When you hear or read the words Doctor's wife, what do you think of?
Do you think of a socialite who has a closet of designer clothing and a lavish home? Do you think of just a regular person who happens to be married to a doctor?
Isn't it funny how we have perceptions of people and situations that are perhaps stereotypical?
I was a doctor's wife. I can totally assure you that I was not the first perception. I did know women who fit that "ideal" but I was not one of them. For one thing I'm just not that type of person and second it takes money to be that first woman.
That's another perception, that doctors have lots of money. Some do, to be sure, but there are also many who do not. Some specialties pay extremely well and others pay well according to the average salary but when you take into account that many doctors have large malpractice insurance payments and student loans, its not as much as it looks.
We didn't fit that preception either. Darrell was a pathologist and in some practices pathologists make a very good salary.
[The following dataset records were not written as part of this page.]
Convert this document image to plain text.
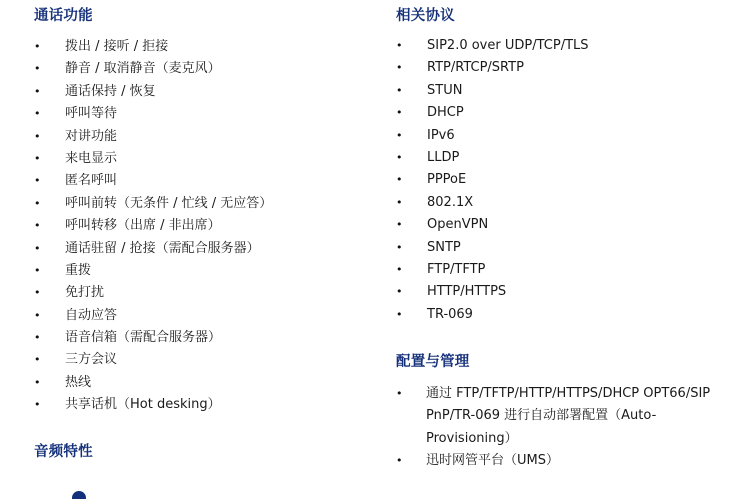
通话功能
• 拨出 / 接听 / 拒接
• 静音 / 取消静音（麦克风）
• 通话保持 / 恢复
• 呼叫等待
• 对讲功能
• 来电显示
• 匿名呼叫
• 呼叫前转（无条件 / 忙线 / 无应答）
• 呼叫转移（出席 / 非出席）
• 通话驻留 / 抢接（需配合服务器）
• 重拨
• 免打扰
• 自动应答
• 语音信箱（需配合服务器）
• 三方会议
• 热线
• 共享话机（Hot desking）
音频特性
相关协议
• SIP2.0 over UDP/TCP/TLS
• RTP/RTCP/SRTP
• STUN
• DHCP
• IPv6
• LLDP
• PPPoE
• 802.1X
• OpenVPN
• SNTP
• FTP/TFTP
• HTTP/HTTPS
• TR-069
配置与管理
• 通过 FTP/TFTP/HTTP/HTTPS/DHCP OPT66/SIP PnP/TR-069 进行自动部署配置（Auto-Provisioning）
• 迅时网管平台（UMS）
Too bad Darrell didn't work at one of those places while I was married to him. A nasty divorce with a large monthly alimony payment, the maximum amount of child support allowed by the state of Missouri, and the mandate to pay off his ex wife's mortgage made us start our marriage in debt. Then toss in a year where he made less money than the alimony and child support he was required to pay, and then a few years where he started at the bottom of the pay scale and you find a couple with a massive amount of debt. When Darrell died and I was waiting for his life insurance settlement I couldn't even pay my bills. I almost had my gas turned off. Sounds like we were prosperous, no?
I realize this post is different than my usual posts but recently I have been confronted with these exact stereotypes, incredibly 2 and 1/2 years after Darrell's death.
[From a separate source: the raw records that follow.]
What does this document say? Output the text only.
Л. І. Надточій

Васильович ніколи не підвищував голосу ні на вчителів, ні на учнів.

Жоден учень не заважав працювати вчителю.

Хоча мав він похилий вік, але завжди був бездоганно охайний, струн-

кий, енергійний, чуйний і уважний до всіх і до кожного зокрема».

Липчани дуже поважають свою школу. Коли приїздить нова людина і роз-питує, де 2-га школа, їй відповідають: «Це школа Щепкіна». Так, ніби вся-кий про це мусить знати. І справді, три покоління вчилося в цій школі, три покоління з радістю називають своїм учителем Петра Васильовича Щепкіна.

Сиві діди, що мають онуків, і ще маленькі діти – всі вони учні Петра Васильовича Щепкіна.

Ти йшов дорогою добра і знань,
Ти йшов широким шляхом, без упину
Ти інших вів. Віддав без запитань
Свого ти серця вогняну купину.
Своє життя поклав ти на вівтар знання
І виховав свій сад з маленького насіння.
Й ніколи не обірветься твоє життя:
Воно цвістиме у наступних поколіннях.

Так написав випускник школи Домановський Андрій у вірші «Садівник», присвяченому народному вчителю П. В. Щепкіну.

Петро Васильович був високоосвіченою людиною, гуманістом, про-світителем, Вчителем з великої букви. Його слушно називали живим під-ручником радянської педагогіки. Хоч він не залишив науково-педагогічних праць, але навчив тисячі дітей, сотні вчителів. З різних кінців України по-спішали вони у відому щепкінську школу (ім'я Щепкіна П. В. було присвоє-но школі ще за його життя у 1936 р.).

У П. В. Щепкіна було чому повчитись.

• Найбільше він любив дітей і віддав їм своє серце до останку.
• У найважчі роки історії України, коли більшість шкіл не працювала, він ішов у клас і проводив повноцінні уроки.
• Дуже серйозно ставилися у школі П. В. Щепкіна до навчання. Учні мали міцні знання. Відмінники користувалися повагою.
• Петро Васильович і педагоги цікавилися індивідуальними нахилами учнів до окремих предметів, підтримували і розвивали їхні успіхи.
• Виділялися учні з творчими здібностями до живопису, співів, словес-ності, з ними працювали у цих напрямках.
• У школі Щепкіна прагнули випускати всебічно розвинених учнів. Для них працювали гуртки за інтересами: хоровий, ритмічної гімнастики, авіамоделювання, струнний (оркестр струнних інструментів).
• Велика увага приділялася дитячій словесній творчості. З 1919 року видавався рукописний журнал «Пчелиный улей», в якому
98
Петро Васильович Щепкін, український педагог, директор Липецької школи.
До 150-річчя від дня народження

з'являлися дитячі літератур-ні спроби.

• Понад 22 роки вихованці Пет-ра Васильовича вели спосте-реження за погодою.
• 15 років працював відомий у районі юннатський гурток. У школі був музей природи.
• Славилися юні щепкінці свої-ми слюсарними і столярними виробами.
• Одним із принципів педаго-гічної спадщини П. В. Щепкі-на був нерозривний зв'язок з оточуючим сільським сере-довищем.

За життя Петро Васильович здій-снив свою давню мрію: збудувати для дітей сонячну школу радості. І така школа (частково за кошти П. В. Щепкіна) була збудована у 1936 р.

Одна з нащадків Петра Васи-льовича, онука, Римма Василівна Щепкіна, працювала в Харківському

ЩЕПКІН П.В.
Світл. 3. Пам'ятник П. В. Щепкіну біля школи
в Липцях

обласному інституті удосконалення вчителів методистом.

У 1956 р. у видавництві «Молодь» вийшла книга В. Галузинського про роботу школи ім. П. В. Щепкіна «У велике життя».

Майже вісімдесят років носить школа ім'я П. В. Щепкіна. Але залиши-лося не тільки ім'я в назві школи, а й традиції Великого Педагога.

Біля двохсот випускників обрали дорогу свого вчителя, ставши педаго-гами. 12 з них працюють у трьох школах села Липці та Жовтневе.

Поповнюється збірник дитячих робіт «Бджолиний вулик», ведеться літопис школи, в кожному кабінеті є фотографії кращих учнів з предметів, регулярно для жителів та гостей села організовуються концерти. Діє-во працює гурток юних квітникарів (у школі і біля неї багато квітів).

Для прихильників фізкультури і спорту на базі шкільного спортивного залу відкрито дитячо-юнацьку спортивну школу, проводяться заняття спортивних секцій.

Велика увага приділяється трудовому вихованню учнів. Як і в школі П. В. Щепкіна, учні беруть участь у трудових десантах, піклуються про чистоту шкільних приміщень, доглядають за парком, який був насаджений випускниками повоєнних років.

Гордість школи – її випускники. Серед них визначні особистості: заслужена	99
I could go into great detail of the events that lead up to this but I will refrain. However I will say that these accusations have come from Darrell's family on the east coast, people who hurt him deeply by alienating him after his divorce and refusing to speak to him up until the day he died.(The exception was one neice who did trade a few emails with him right before his accident but this was merely superficial.) They didn't even bother to come to the funeral although they made sure to send flowers to "save face." Forgive me if I sound bitter but these people hurt him so and I feel that I am the only one to defend him and his memory. I will not have bitter, hateful people destroy that by pretending otherwise. And now they have the gall to accuse me of greediness in a certain situation all because "Darrell was a doctor" so obviously I am rich. There is no gratitude for what I HAVE done up until now, only anger that I have stated that I no longer can, a decision I have not made lightly.
Of course, when this came to light at the beginning of the week I was angry and upset. But a few days later I have realized that this is a tremendous learning experience. Several thoughts have occurred to me.
First, we all have perceptions, often stereotypical, me included. This entire experience has reminded me to be more aware of this and to try avoid judging a person or a situation without knowing all the facts and details. More often than not there are things we just don't realize and with those facts we might actually view the situation differently.
Second, we often have expectations but have not made them clear so our expectations are not met. I find this often happens with my children. I expect them to perform a task or a certain behavior and I have not specifically stated what I expect. Consequently, I am not happy with the outcome. My disappointment would have been avoided if I had merely stated what I wanted. In the current situation with Darrell's family expectations were made that I did not promise to live up to. Perhaps if I had set parameters, things would not be the way they are now.
I do want it to be known that not all of Darrell's family feels this way. His mother, his sister Karol and her children have all been extremely understanding. This is all coming from Darrell's family, who estranged themselves from him many years ago. I think it's no mere coincidence that the people who continued to love Darrell and have a relationship with him are the understanding ones in this situation. I think that in itself speaks volumes about the characters of the people involved.
And a final lesson for me, because I always believe that God allows things to happen so we can learn and grow from them, is that some people are closed minded and closed hearted and no matter what you say or do they will never change. I could waste precious energy being angry with them but ultimately I am the one hurt by it. Instead I have decided to pity them. They were the ones who missed out on so many years with a wonderful man. They are the ones who live in bitterness, hate and misery. Ultimately, that is their punishment.